Bigdata Ready Enterprise Open Source Software

Table of Contents

License Objective Features Demo videos        Data Ingestion        Workflow Builder        Bulk Data Manufacturing        Web Crawler Architecture Installation Operational Metadata Management System How To Contribute

License

Released under Apache Public License 2.0. You can get a copy of the license at http://www.apache.org/licenses/LICENSE-2.0.

Objective

Big Data Ready Enterprise(BDRE) makes big data technology adoption simpler by optimizing and integrating various big data solutions and providing them under one integrated package. BDRE provides a unified framework for a Hadoop implementation that can drastically minimize development time and fast track the Hadoop implementation. It comprises a reusable framework that can be customized as per the enterprise ecosystem. The components are loosely integrated and can be de-coupled or replaced easily with alternatives.

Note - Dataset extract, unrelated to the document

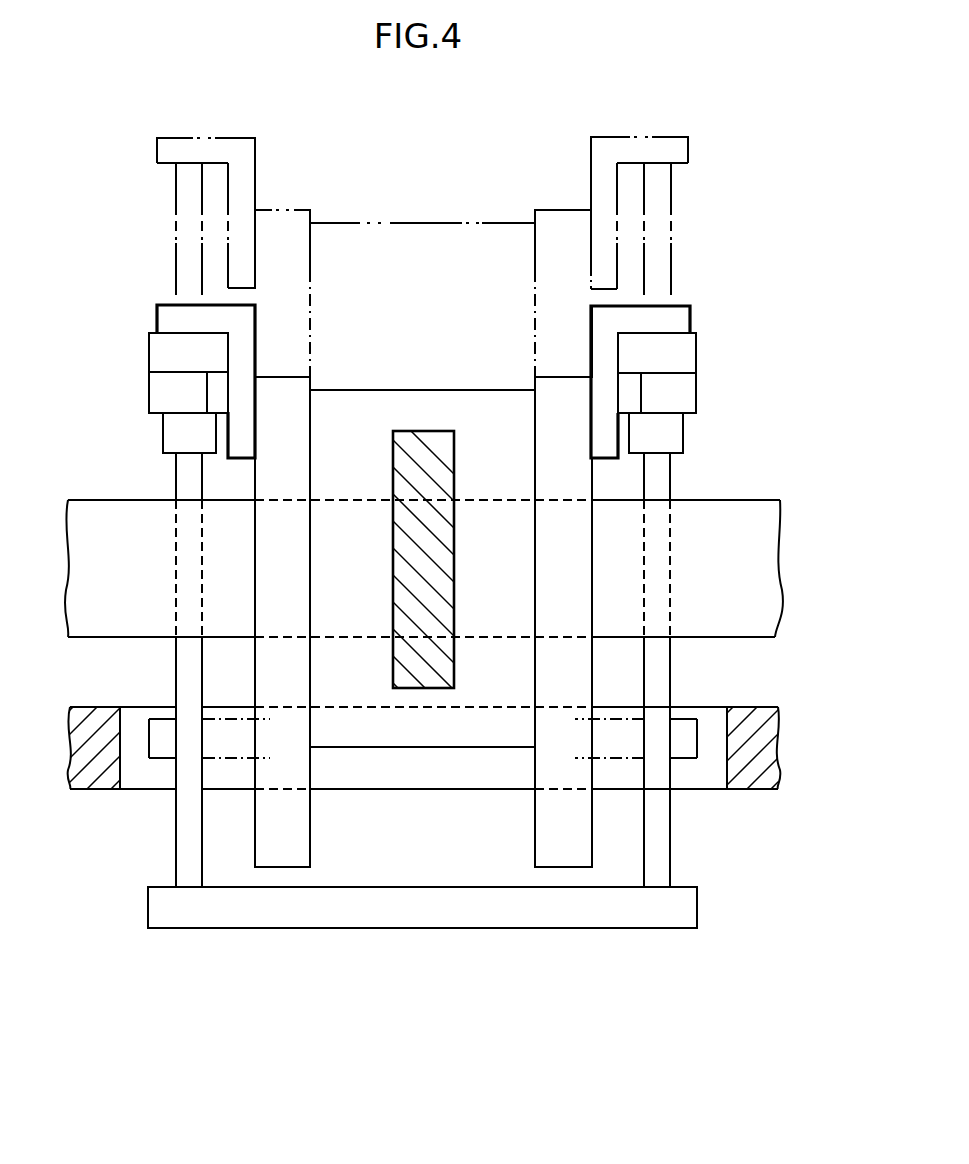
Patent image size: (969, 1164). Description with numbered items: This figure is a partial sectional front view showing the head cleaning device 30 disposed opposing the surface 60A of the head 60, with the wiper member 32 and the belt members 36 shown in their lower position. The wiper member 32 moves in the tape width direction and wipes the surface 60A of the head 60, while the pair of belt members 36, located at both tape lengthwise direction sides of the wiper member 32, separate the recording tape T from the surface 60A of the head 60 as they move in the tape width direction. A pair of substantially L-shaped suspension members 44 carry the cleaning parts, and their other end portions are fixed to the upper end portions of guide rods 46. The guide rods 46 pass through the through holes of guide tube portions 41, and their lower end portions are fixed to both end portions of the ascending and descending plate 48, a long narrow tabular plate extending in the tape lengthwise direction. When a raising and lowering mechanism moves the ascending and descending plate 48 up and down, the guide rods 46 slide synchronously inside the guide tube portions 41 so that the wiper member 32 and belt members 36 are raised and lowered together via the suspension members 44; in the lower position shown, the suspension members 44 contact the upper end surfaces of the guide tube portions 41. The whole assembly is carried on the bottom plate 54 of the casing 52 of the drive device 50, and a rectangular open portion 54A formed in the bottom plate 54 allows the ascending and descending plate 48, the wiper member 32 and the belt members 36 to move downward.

The primary goal of BDRE is to accelerate Bigdata implementations by supplying the essential frameworks that are most likely to be written from scratch. It can drastically reduce effort by eliminating hundreds of man hours in operational framework development. Big Data implementations however, require specialized skills, significant development effort on data loading, semantic processing, DQ, code deployment across environments etc.

Features

Demo Videos

Data Ingestion

RDBMS Data Ingestion

BDRE RDBMS data ingestion demo video

Streaming Data Ingestion

BDRE Twitter Ingestion demo video

Directory Monitoring and File Ingestion

BDRE File ingestion demo video

Workflow Builder

BDRE Workflow Designer demo video

Bulk Data Manufacturing

Demo video TBD

Web Crawler

BDRE Web Crawling

Architecture

image

Installation

Overview

This section will help you build BDRE from source. Audience for this document are developers and architects who want be part of BDRE framework development or may just want to evaluate it.

General Prerequisite

For testing/development purpose and to save time, use the fully loaded Hadoop VMs from Cloudera or Hortonworks because all the required software are typically installed and configured.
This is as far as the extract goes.